In the back third of the podcast, Bailey tries to home in on what he’s after. It doesn’t go well.
The structural dissonance has grown so big that [people] no longer understand the things they are saying as ideology and they understand it purely as content, and therefore they are trying to set it into a form that they understand—which is typically a live stream, it’s different sometimes; maybe it’s a live-tweet thread, maybe it’s a Facebook live, maybe it’s a TikTok live—but everyone is setting this stuff into a form that they understand, while not necessarily appreciating that the content is not the same? It flattens everything. And what this ultimately leads to is a situation like Ukraine where everything is flattened into entertainment, and war is flattened into entertainment.
This pretty much is exactly what I mean about the weird sort of moralizing seemingly underlying this “structural dissonance” critique. Notice how the blame here is placed on the user for sharing their world—and, worse, for not understanding their own actions—not on the organizing model of the feed for causing cognitive (ahem) dissonance. It’s not the fault of any person for sharing their world using the tools they’ve been provided. Any “flattening” entirely is the fault of the form and those who promulgate it, not that of the user who faces very little real, functional choice.
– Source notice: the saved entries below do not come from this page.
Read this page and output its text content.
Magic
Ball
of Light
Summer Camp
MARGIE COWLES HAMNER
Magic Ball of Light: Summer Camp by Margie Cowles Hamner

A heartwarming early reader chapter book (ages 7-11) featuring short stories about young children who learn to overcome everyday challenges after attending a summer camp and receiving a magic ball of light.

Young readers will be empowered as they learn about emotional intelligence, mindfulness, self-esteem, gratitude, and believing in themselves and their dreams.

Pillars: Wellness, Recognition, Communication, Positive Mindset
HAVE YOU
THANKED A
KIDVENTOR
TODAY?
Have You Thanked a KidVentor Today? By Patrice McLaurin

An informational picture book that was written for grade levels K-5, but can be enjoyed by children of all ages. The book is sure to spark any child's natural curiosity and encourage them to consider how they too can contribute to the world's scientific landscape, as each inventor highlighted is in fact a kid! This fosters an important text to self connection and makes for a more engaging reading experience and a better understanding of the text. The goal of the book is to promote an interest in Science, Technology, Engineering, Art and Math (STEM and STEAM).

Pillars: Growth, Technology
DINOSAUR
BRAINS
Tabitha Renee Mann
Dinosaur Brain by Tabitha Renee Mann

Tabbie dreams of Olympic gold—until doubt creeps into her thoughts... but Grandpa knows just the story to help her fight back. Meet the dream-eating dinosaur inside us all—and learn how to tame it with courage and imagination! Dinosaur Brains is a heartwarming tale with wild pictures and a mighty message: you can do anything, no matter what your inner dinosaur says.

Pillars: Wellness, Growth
It’s important also to distinguish, as Bailey and Broderick don’t, really, between the fact that people post things that when juxtaposed in a feed hit as dissonant, and the very, very different fact that some people simply are not terrific people who have and post bad takes. There’s a distinction that we miss at our peril between actual Ukrainians trapped in a war and “posting through it”, and some Australian ex-soldier who switched-up his travel vlogging to go tourist post from the war zone. There’s the contradictory messiness of someone’s lived experience, and then there’s influencer carpetbagging. They are not the same thing, and it’s dangerously unfair to (ahem) flatten them into a single, malformed argument. (At almost the last possible moment in the podcast, Bailey does make a single, passing remark to this effect.)
I’ll be honest, the further into this podcast I got, the more disturbing I found it. Bailey seems especially unnerved, for example, by the fact that the aforementioned subreddit for people going to fight in Ukraine might also be for people just talking about the people going to fight in Ukraine, as if there’s something inherently and innately problematic in these different groups of people being in conversation with one another. I find that attitude to be unnerving. It’s as if the flattening he’s really concerned with is people talking to one another.
The “structural dissonance” critique, at least as framed by The Content Mines, very much lands for me as an ugly sort of victim-blaming. Internet users, on the whole and in the main, are at the mercy of an organizing principle over which they have little to no control, and they shouldn’t be held responsible—certainly not morally so—for making use of the tools that exist. There’s a late attempt by Bailey to recognize this distinction, but after over an hour’s discussion which often seemed not to recognize it, it feels a bit too little, too late.
Blame the platforms, and blame the feed. Don’t shame people into thinking that it’s their fault for sharing and discussing their views of the world.